Up to 29,000 water industry jobs have been axed in the past five years, according to new research by water trade association British Water.
Companies in the water industry supply chain have cut staff numbers by an average of 32.3% over the five-year AMP4 period and into the first year of AMP5, British Water has found. It has calculated that this means up to 29,000 jobs have been lost, from a water industry supply chain believed to employ around 89,000 people in 2004.
With a potential 29,000 jobs “in flux”, said British Water UK director Paul Mullord, there is a risk that companies are wasting money on making redundancies only to recruit for the same roles two years later.
A further risk is that companies could struggle to recruit skilled employees when work picks up again, if those made redundant choose to emigrate or move to different sectors.
ICE water panel chair David Nickols said: “Due to the slowdown of capital investment that occurs during each price review − compounded in 2009 by credit shortages − many experienced people have left the sector. This loss of talent is not being addressed and represents a risk to the future of the water industry.”
“Due to the slowdown of capital investment that occurs during each price review − compounded in 2009 by credit shortages −many experienced people have left the sector”

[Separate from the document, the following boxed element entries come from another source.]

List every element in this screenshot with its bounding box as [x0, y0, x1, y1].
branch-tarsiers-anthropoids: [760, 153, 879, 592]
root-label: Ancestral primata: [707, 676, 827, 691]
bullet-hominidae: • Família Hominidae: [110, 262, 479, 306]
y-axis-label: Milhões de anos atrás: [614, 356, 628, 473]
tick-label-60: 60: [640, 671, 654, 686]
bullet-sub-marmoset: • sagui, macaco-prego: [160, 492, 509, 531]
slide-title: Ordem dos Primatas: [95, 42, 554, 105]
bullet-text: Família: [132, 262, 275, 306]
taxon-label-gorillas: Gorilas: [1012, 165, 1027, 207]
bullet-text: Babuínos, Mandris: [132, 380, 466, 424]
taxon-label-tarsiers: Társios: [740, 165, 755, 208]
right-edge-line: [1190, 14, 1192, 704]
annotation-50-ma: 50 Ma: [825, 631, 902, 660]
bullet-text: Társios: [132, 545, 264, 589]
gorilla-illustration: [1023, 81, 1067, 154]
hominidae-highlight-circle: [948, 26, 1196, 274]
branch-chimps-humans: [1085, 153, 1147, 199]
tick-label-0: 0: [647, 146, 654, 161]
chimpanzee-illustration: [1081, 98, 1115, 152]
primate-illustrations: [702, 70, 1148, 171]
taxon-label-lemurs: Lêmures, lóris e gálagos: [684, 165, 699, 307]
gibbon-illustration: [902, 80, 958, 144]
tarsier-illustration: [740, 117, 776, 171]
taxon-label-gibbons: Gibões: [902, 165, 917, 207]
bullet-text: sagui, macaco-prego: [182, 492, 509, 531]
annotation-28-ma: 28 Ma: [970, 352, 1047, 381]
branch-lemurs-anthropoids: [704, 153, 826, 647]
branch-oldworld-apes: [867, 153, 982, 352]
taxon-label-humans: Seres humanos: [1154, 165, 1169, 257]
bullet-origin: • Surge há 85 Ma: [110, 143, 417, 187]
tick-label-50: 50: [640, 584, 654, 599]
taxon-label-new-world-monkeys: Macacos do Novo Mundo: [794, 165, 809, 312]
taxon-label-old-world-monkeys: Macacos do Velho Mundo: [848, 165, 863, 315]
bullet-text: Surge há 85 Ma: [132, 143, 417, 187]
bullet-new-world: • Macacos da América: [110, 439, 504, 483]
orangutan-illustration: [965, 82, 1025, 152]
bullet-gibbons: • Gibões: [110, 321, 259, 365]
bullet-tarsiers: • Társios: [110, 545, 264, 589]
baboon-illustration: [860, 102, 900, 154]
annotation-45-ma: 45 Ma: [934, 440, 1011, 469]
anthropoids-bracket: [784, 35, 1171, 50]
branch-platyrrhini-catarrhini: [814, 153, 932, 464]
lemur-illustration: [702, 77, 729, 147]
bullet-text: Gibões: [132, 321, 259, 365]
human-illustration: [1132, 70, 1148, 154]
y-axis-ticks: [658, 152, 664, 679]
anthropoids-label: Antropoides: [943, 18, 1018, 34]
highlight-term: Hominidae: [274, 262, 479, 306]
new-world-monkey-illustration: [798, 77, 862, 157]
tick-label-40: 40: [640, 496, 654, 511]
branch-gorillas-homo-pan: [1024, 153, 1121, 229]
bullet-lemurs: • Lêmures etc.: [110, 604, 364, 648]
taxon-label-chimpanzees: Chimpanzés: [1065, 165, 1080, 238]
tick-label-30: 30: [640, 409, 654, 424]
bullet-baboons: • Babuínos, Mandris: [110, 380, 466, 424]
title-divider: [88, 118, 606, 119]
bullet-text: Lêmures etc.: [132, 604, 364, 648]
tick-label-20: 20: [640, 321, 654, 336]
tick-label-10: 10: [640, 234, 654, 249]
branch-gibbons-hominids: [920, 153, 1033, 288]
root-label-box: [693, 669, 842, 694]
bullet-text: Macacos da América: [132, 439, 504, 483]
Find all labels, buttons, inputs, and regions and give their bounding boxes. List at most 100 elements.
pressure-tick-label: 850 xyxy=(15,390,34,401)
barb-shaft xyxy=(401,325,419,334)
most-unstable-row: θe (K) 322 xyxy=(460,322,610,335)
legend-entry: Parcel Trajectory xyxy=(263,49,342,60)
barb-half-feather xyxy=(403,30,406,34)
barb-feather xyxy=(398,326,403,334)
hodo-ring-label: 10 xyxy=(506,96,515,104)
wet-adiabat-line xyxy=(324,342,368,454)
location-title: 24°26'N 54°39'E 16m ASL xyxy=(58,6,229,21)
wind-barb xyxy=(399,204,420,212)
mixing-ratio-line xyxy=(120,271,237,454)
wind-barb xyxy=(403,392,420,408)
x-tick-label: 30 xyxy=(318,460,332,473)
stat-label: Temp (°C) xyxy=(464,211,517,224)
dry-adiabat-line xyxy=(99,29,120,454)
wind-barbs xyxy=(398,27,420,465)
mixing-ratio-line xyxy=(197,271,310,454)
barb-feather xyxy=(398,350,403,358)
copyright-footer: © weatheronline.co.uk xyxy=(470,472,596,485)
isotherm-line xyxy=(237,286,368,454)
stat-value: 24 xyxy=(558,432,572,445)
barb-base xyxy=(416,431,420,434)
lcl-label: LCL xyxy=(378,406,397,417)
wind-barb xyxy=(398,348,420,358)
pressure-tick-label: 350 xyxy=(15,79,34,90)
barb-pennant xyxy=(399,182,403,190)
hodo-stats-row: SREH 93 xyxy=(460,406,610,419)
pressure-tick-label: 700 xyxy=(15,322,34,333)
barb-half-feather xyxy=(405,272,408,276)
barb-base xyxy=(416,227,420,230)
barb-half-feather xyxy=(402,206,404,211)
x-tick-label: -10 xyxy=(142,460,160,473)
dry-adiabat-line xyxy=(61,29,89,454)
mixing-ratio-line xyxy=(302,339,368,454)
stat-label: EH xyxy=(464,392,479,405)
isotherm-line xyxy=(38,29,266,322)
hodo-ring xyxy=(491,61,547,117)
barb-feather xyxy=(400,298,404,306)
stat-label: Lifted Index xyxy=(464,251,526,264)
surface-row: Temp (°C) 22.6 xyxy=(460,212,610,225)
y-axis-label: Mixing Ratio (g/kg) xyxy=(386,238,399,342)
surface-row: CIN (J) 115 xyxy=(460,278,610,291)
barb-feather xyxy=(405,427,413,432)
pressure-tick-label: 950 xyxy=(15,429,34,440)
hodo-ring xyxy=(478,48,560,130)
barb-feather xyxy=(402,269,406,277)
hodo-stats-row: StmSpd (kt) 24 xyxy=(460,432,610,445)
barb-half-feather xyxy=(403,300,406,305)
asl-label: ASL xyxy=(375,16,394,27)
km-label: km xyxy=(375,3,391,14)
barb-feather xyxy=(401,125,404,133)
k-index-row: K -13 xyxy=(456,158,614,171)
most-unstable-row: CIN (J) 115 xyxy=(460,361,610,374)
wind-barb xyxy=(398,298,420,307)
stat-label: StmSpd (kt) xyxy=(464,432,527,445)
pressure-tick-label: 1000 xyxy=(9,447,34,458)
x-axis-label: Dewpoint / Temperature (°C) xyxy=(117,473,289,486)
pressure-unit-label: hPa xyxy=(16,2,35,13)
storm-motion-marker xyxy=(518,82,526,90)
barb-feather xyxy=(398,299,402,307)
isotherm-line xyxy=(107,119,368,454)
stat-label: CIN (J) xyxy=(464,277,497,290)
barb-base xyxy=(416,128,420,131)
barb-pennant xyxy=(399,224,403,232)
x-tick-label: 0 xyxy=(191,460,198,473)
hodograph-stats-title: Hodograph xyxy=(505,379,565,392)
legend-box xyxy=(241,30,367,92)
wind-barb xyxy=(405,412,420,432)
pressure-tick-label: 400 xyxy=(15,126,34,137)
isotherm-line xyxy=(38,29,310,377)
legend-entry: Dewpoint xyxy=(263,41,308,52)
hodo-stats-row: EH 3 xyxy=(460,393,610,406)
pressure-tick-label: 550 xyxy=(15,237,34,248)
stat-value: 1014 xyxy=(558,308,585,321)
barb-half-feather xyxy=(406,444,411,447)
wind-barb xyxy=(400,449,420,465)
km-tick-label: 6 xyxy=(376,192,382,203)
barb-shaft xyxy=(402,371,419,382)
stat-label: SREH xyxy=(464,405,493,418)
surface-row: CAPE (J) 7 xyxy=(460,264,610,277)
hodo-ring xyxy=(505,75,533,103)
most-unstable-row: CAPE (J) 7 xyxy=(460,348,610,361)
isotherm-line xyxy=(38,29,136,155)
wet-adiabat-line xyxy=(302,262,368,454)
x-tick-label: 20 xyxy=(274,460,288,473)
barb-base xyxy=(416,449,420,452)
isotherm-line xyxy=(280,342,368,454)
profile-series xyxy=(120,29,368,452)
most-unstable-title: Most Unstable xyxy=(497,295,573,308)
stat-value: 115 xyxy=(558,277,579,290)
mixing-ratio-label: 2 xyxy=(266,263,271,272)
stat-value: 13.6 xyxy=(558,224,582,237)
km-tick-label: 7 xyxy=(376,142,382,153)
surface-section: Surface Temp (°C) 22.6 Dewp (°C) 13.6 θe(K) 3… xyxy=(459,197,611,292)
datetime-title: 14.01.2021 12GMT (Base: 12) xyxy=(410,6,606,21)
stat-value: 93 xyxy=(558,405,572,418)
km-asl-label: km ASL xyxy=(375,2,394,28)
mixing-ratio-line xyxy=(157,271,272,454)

ICE water panel chair David Nickols
British Water is surveying its members − which include water industry consultants, contractors and suppliers − for details of their highest and lowest numbers of staff employed on work for UK water companies between the beginning of AMP4 in April 2005 and the present. So far 16 out of 158 member firms have responded to the survey.
The highest staff numbers were shown in 2008, with the lowest numbers in 2010. The average time period between the highest and lowest numbers was 2.25 years.
Mullord said the interim numbers are clear evidence of the “extreme peaks and troughs” of the regulatory cycle due to the dearth of work during the transitional time between AMP periods.
The figures reflect the fact that the AMP period changeover has coincided with economic downturn, said Nickols. “Coming at the same time as similar reviews in Scotland and Northern Ireland, and occurring during the recession, [Ofwat’s price review] has created a perfect storm for the industry,” he said.
Mullord said industry regulator Ofwat should look again at alternative regulatory systems such as staggered price reviews. Water UK communications director Barrie Clarke agreed that the current five-year cycles cause industry turbulence. “The whole sector is interested in a much smoother way of investing across the five year period,” he said.
British Water is continuing to collect data from members. It will publish the final figures from its survey later this summer.